De magnifiques optiques et un système naissant

Dès sa sortie, le Leicaflex est proposé avec une gamme d’optique remarquable pour l’époque : un Elmarit 2,8/35 mm, un Summicron 2/50 mm, ainsi qu’un Elmarit 2,8/90 mm et un Elmarit 2,8/135 mm. Suivront dans la même année, faisant rapidement du système R un système complet avec lequel il faut compter, le Super-Angulon 3,4/21 mm (optique Schneider), puis en 1968 le macro-Elmar 4/100 mm, l’Elmarit 2,8/180 mm, et enfin en 1969 le modèle rétro-focus Super-Angulon 4/21 mm (également Schneider), le PA-Curtagon 4/35 mm à décentrement, produit lui aussi avec la collaboration de Schneider, le Summilux 1,4/50 mm, le Summicron 2/90 mm, et, fabriqué en France par Angénieux en exclusivité pour Leica, un zoom 2,8/45-90 mm. Ces magnifiques optiques, toutes d’une conception à la pointe de la technique de l’époque, au point que certaines ont été commercialisées jusqu’au milieu des années 1990 sans modification, comme le Super-Angulon 4/21 mm, trouveront un boitier presque parfait dès 1968, avec le Leicaflex SL, qui sera ensuite suivi en 1974 par le Leicaflex SL2, peut-être le plus beau 24x36 réflex mécanique mis sur le marché.

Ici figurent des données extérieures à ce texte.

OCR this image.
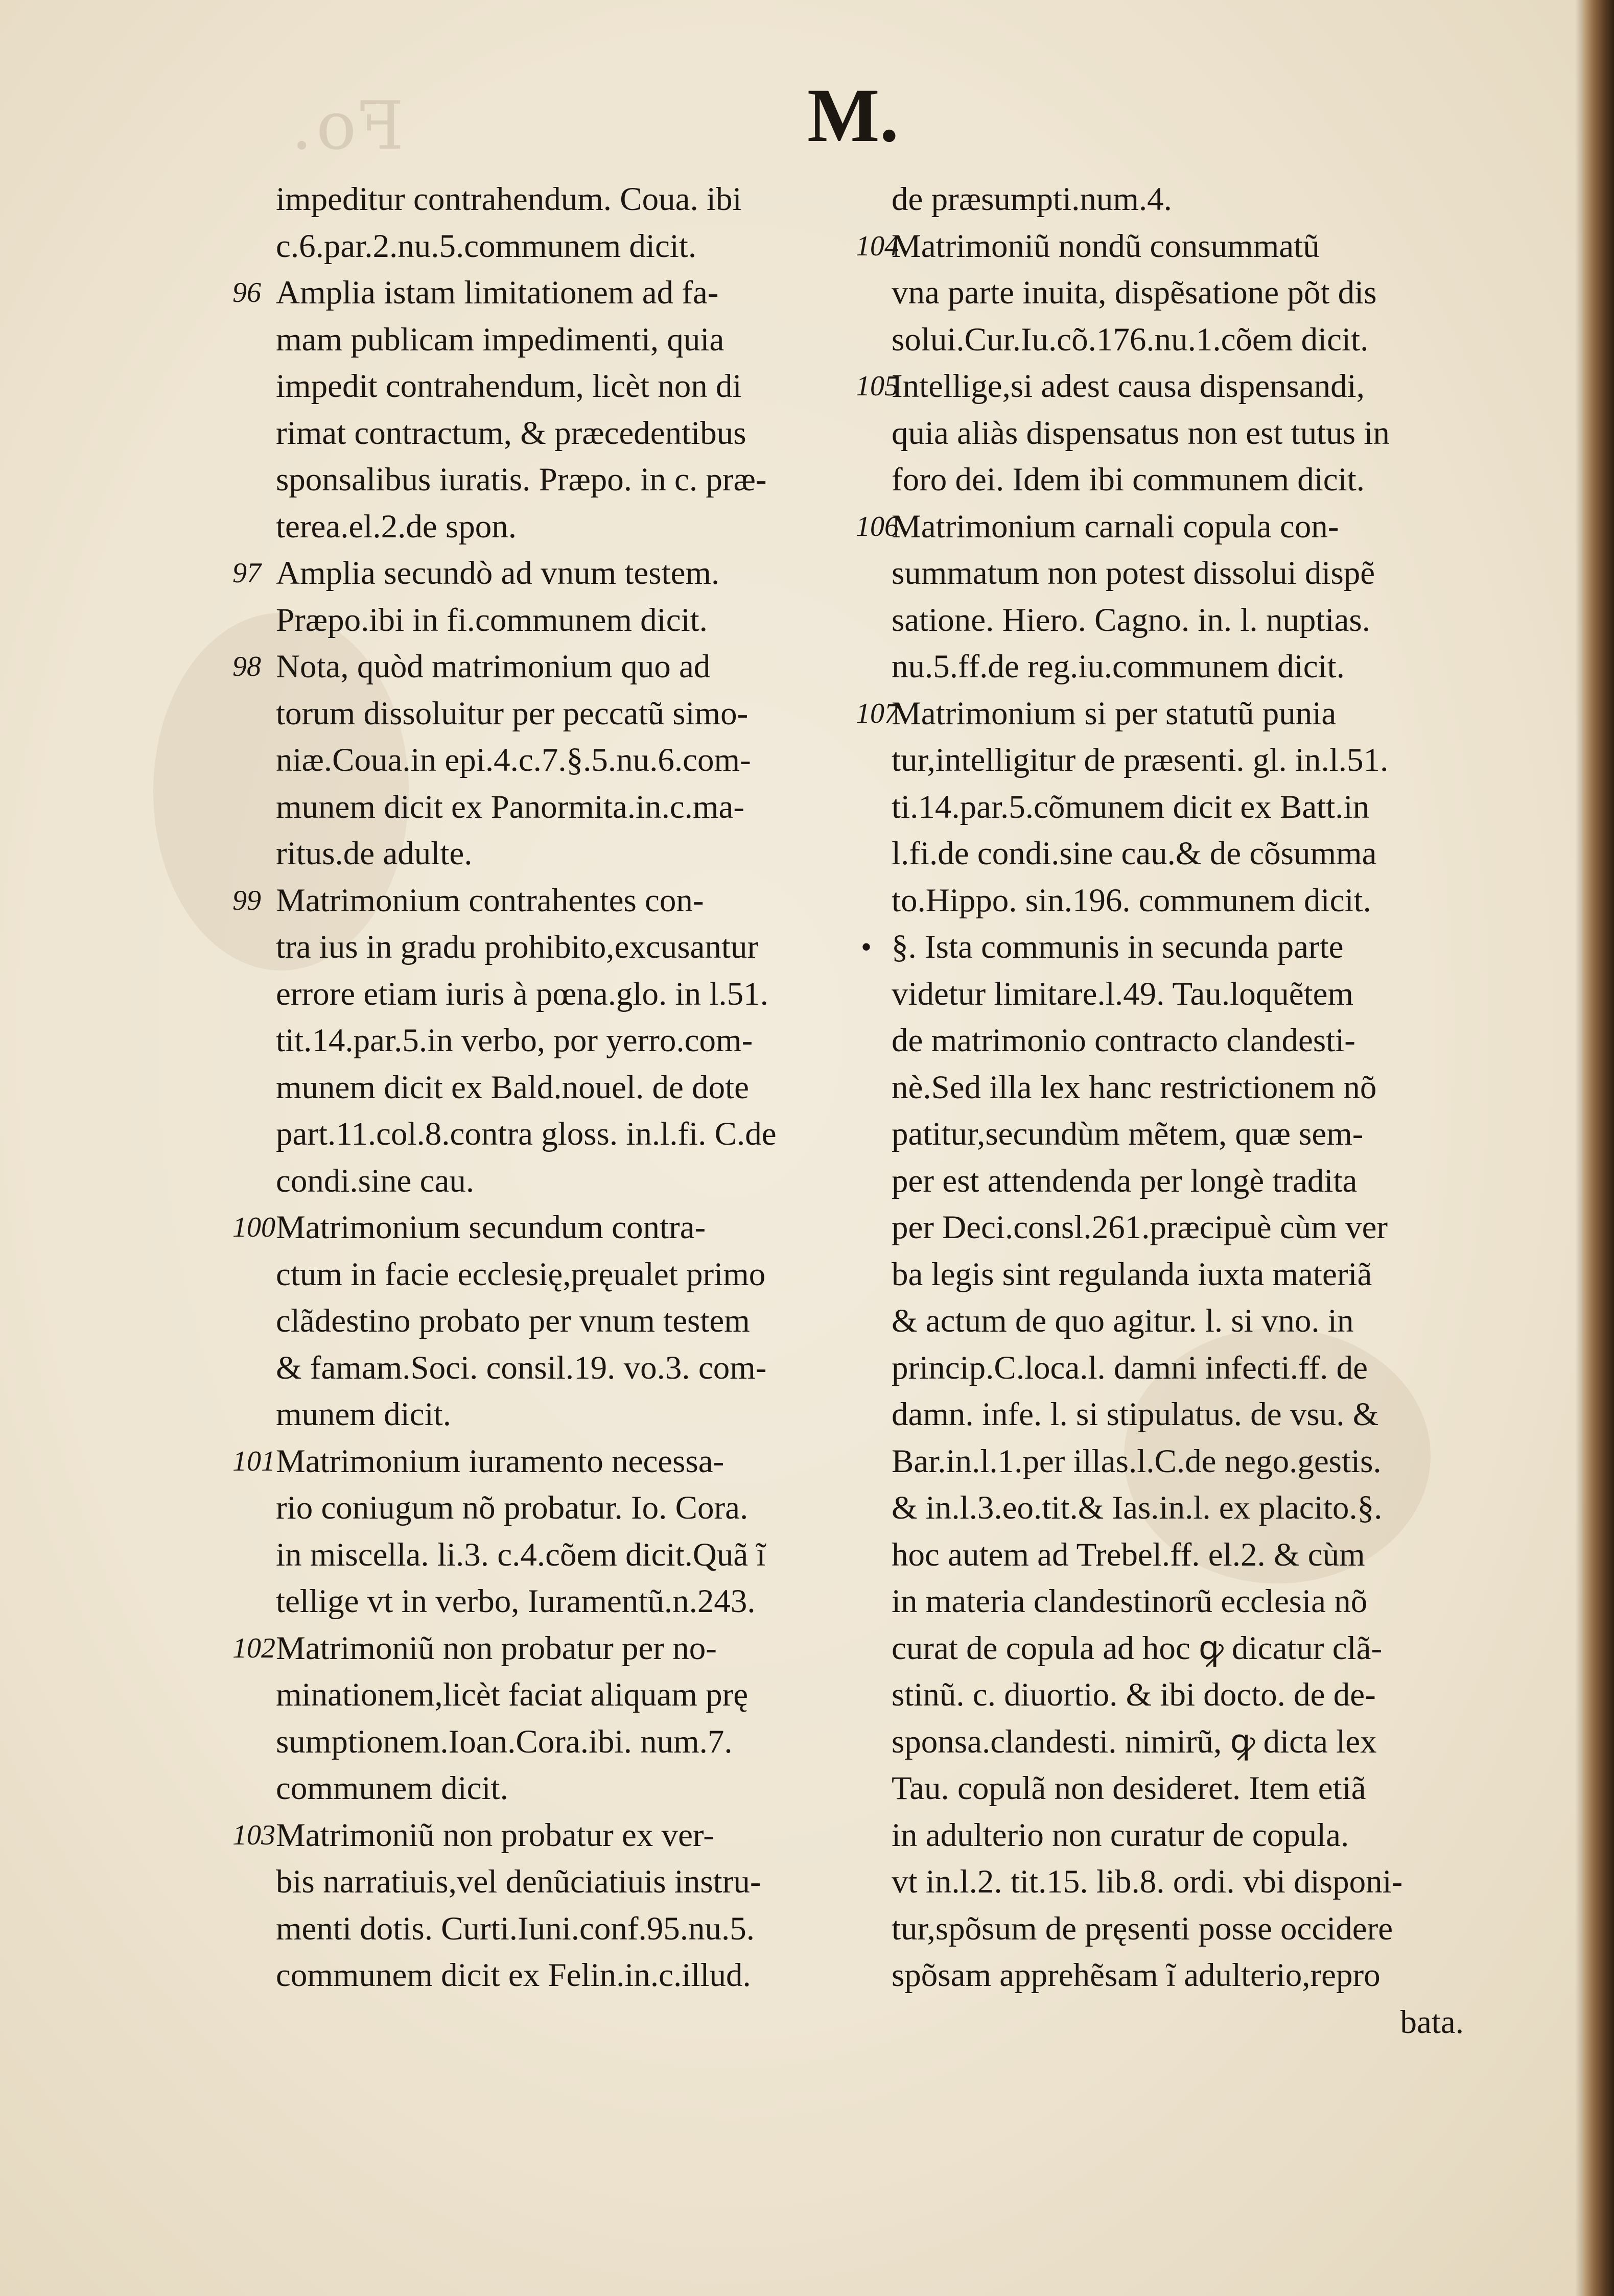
Fo.	M.
impeditur contrahendum. Coua. ibi
c.6.par.2.nu.5.communem dicit.
96 Amplia istam limitationem ad fa-
mam publicam impedimenti, quia
impedit contrahendum, licèt non di
rimat contractum, & præcedentibus
sponsalibus iuratis. Præpo. in c. præ-
terea.el.2.de spon.
97 Amplia secundò ad vnum testem.
Præpo.ibi in fi.communem dicit.
98 Nota, quòd matrimonium quo ad
torum dissoluitur per peccatũ simo-
niæ.Coua.in epi.4.c.7.§.5.nu.6.com-
munem dicit ex Panormita.in.c.ma-
ritus.de adulte.
99 Matrimonium contrahentes con-
tra ius in gradu prohibito,excusantur
errore etiam iuris à pœna.glo. in l.51.
tit.14.par.5.in verbo, por yerro.com-
munem dicit ex Bald.nouel. de dote
part.11.col.8.contra gloss. in.l.fi. C.de
condi.sine cau.
100 Matrimonium secundum contra-
ctum in facie ecclesię,pręualet primo
clãdestino probato per vnum testem
& famam.Soci. consil.19. vo.3. com-
munem dicit.
101 Matrimonium iuramento necessa-
rio coniugum nõ probatur. Io. Cora.
in miscella. li.3. c.4.cõem dicit.Quã ĩ
tellige vt in verbo, Iuramentũ.n.243.
102 Matrimoniũ non probatur per no-
minationem,licèt faciat aliquam prę
sumptionem.Ioan.Cora.ibi. num.7.
communem dicit.
103 Matrimoniũ non probatur ex ver-
bis narratiuis,vel denũciatiuis instru-
menti dotis. Curti.Iuni.conf.95.nu.5.
communem dicit ex Felin.in.c.illud.
de præsumpti.num.4.
104
Matrimoniũ nondũ consummatũ
vna parte inuita, dispẽsatione põt dis
solui.Cur.Iu.cõ.176.nu.1.cõem dicit.
105
Intellige,si adest causa dispensandi,
quia aliàs dispensatus non est tutus in
foro dei. Idem ibi communem dicit.
106
Matrimonium carnali copula con-
summatum non potest dissolui dispẽ
satione. Hiero. Cagno. in. l. nuptias.
nu.5.ff.de reg.iu.communem dicit.
107
Matrimonium si per statutũ punia
tur,intelligitur de præsenti. gl. in.l.51.
ti.14.par.5.cõmunem dicit ex Batt.in
l.fi.de condi.sine cau.& de cõsumma
to.Hippo. sin.196. communem dicit.
• §. Ista communis in secunda parte
videtur limitare.l.49. Tau.loquẽtem
de matrimonio contracto clandesti-
nè.Sed illa lex hanc restrictionem nõ
patitur,secundùm mẽtem, quæ sem-
per est attendenda per longè tradita
per Deci.consl.261.præcipuè cùm ver
ba legis sint regulanda iuxta materiã
& actum de quo agitur. l. si vno. in
princip.C.loca.l. damni infecti.ff. de
damn. infe. l. si stipulatus. de vsu. &
Bar.in.l.1.per illas.l.C.de nego.gestis.
& in.l.3.eo.tit.& Ias.in.l. ex placito.§.
hoc autem ad Trebel.ff. el.2. & cùm
in materia clandestinorũ ecclesia nõ
curat de copula ad hoc ꝙ dicatur clã-
stinũ. c. diuortio. & ibi docto. de de-
sponsa.clandesti. nimirũ, ꝙ dicta lex
Tau. copulã non desideret. Item etiã
in adulterio non curatur de copula.
vt in.l.2. tit.15. lib.8. ordi. vbi disponi-
tur,spõsum de pręsenti posse occidere
spõsam apprehẽsam ĩ adulterio,repro
bata.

Une réussite commerciale pour Leitz

Le Leicaflex auprès de son successeur lointain, le R4 de 1980.

Ce premier modèle a été produit pendant 4 ans avant d’être remplacé par le Leicaflex SL. Il en a été vendu 37 000 exemplaires, soit à peu près la même quantité que de boitiers M pendant la même période. C’est donc, en dépit de défauts de jeunesse, une réussite, qui pousse Leitz à continuer le développement d’une gamme R qui s’impose peu à peu comme un des plus complets systèmes photographiques proposés.